I've also thought about the best way to add external storage to a prop (I or II) and one approach I'd like to try to dedicate a cog to transferring "objects", data, pasm routines, etc to and from eeprom, sram, sdcards, etc. A request gets past to that cog by putting needed info into hub ram someplace and then uses a lock as a semaphore to indicate the request. When the transfer is complete the lock is cleared to let the asking routine "know" that request has been completed.
Always a thought on how to di it if I needed to but that need has never actually come up. Back in the day reading and writing to ram on a sub-MHZ based 8bit proc couldn't have been that much faster than SPI at prop speeds!
Using the PLC model, sometimes you would be forced to split across COGS, as you may run out of room in just one.
Telling users they can only have ONE COG is too restrictive, ( they have paid for 8!) and yet they will have little idea where a COG boundary is, so the tools need to manage that.
There, you would just need some language tag, to indicate where the tools could or could not split.
If you used the PLC edge commands to 'pace' anything that had to be sequential, then that would (should?) split safely ?
Do you have some explicit examples where sequential was important ?
Granted it's been a long time since I've worked with PLCs but most of the time I spent with Omron and would write "subroutines" that were called by having up to a large amount of logic run or not run by way of a set/reset "relay". Often times after the "subroutine" the last rung would reset the "calling relay" so that the next scan would pass it up. Very important that the logic would only "execute" the exact number of times required based on top to bottom scans. If the logic truly ran in parallel a lot of my PLC programs wouldn't have worked properly!

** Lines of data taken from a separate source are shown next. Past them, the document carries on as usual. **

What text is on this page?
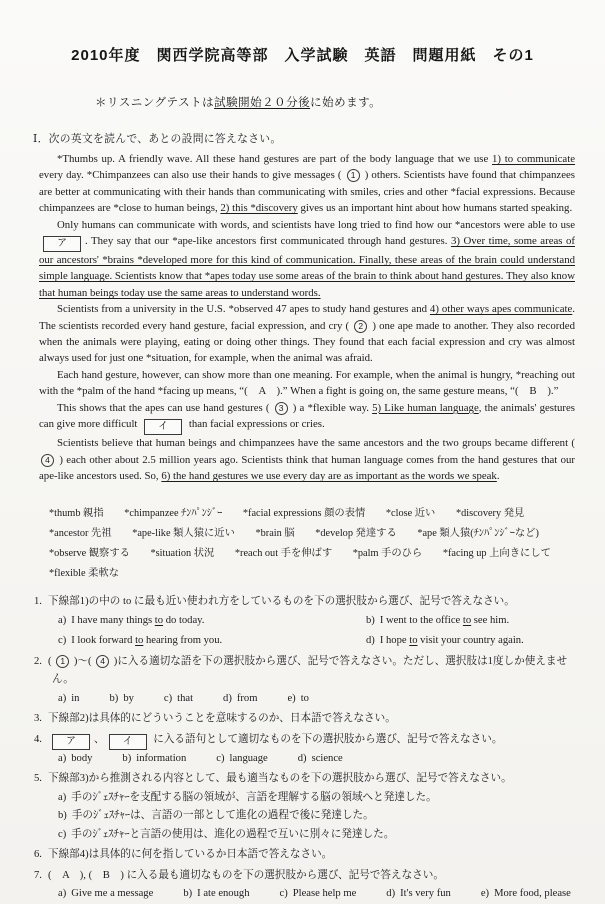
2010年度　関西学院高等部　入学試験　英語　問題用紙　その1
＊リスニングテストは試験開始２０分後に始めます。
Ⅰ．次の英文を読んで、あとの設問に答えなさい。

*Thumbs up. A friendly wave. All these hand gestures are part of the body language that we use 1) to communicate every day. *Chimpanzees can also use their hands to give messages ( 1 ) others. Scientists have found that chimpanzees are better at communicating with their hands than communicating with smiles, cries and other *facial expressions. Because chimpanzees are *close to human beings, 2) this *discovery gives us an important hint about how humans started speaking.

Only humans can communicate with words, and scientists have long tried to find how our *ancestors were able to use ア . They say that our *ape-like ancestors first communicated through hand gestures. 3) Over time, some areas of our ancestors' *brains *developed more for this kind of communication. Finally, these areas of the brain could understand simple language. Scientists know that *apes today use some areas of the brain to think about hand gestures. They also know that human beings today use the same areas to understand words.

Scientists from a university in the U.S. *observed 47 apes to study hand gestures and 4) other ways apes communicate. The scientists recorded every hand gesture, facial expression, and cry ( 2 ) one ape made to another. They also recorded when the animals were playing, eating or doing other things. They found that each facial expression and cry was almost always used for just one *situation, for example, when the animal was afraid.

Each hand gesture, however, can show more than one meaning. For example, when the animal is hungry, *reaching out with the *palm of the hand *facing up means, “(　A　).” When a fight is going on, the same gesture means, “(　B　).”

This shows that the apes can use hand gestures ( 3 ) a *flexible way. 5) Like human language, the animals' gestures can give more difficult イ than facial expressions or cries.

Scientists believe that human beings and chimpanzees have the same ancestors and the two groups became different ( 4 ) each other about 2.5 million years ago. Scientists think that human language comes from the hand gestures that our ape-like ancestors used. So, 6) the hand gestures we use every day are as important as the words we speak.

*thumb 親指　　*chimpanzee ﾁﾝﾊﾟﾝｼﾞｰ　　*facial expressions 顔の表情　　*close 近い　　*discovery 発見
*ancestor 先祖　　*ape-like 類人猿に近い　　*brain 脳　　*develop 発達する　　*ape 類人猿(ﾁﾝﾊﾟﾝｼﾞｰなど)
*observe 観察する　　*situation 状況　　*reach out 手を伸ばす　　*palm 手のひら　　*facing up 上向きにして
*flexible 柔軟な
1. 下線部1)の中の to に最も近い使われ方をしているものを下の選択肢から選び、記号で答えなさい。
a) I have many things to do today.	b) I went to the office to see him.
c) I look forward to hearing from you.	d) I hope to visit your country again.
2. ( 1 )～( 4 )に入る適切な語を下の選択肢から選び、記号で答えなさい。ただし、選択肢は1度しか使えません。
a) in	b) by	c) that	d) from	e) to
3. 下線部2)は具体的にどういうことを意味するのか、日本語で答えなさい。
4. ア 、 イ に入る語句として適切なものを下の選択肢から選び、記号で答えなさい。
a) body	b) information	c) language	d) science
5. 下線部3)から推測される内容として、最も適当なものを下の選択肢から選び、記号で答えなさい。
a) 手のｼﾞｪｽﾁｬｰを支配する脳の領域が、言語を理解する脳の領域へと発達した。
b) 手のｼﾞｪｽﾁｬｰは、言語の一部として進化の過程で後に発達した。
c) 手のｼﾞｪｽﾁｬｰと言語の使用は、進化の過程で互いに別々に発達した。
6. 下線部4)は具体的に何を指しているか日本語で答えなさい。
7. (　A　), (　B　) に入る最も適切なものを下の選択肢から選び、記号で答えなさい。
a) Give me a message	b) I ate enough	c) Please help me	d) It's very fun	e) More food, please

Dave, I would post one, but I don't have time to make one right now. You can probably infer the REPS/SETINDx instructions, but here's SETF/MOVF:
SETF D/# - set up field mover
%w_xxdd_yyss
w: 0=byte, 1=word
xx: destination field control, 00=static, 01=rotate left by 8/16 bits, 10=increment, 11=decrement
dd: initial destination field, 00=byte0/word0, 01=byte1/word0, 10=byte2/word1, 11=byte3/word1
yy: source field control, 0x=static, 10=increment, 11=decrement
ss: initial source field, 00=byte0/word0, 01=byte1/word0, 10=byte2/word1, 11=byte3/word1
MOVF D,S - moves a byte/word from S into a byte/word in D, leaving other bits unchanged (except in the case of xx=01, in which bits rotate by 8 or 16)
After authenticating the signed user boot loader (from serial or SPI flash) using HMAC/SHA-256, the loader gets handed the keys and executes. The plan has been that AES-128 would then be employed by the user boot loader to decipher the off-chip main program as it loads, using the keys. What if instead of using AES-128, we use the already-in-ROM SHA-256 program as a one time pad generator (XOR against incoming data to decipher), where we initialize it with the keys, then keep rehashing the hash to generate the pad, and maybe also employ some form of block chaining?
I think this would be sound, but does anyone else have an opinion?
Thanks.
I think that for satisfies all people --- You need support both possibility's.
The MOVF instruction is very nice thanks.
Since we are not going to be able to boot from SD
I am starting to use 24LC64 SOT23-5 $0.33/100 on some prop1 projects that have microSD - it just contains a minimal SD FAT bootloader. I would have loved to ditch the flash on P2.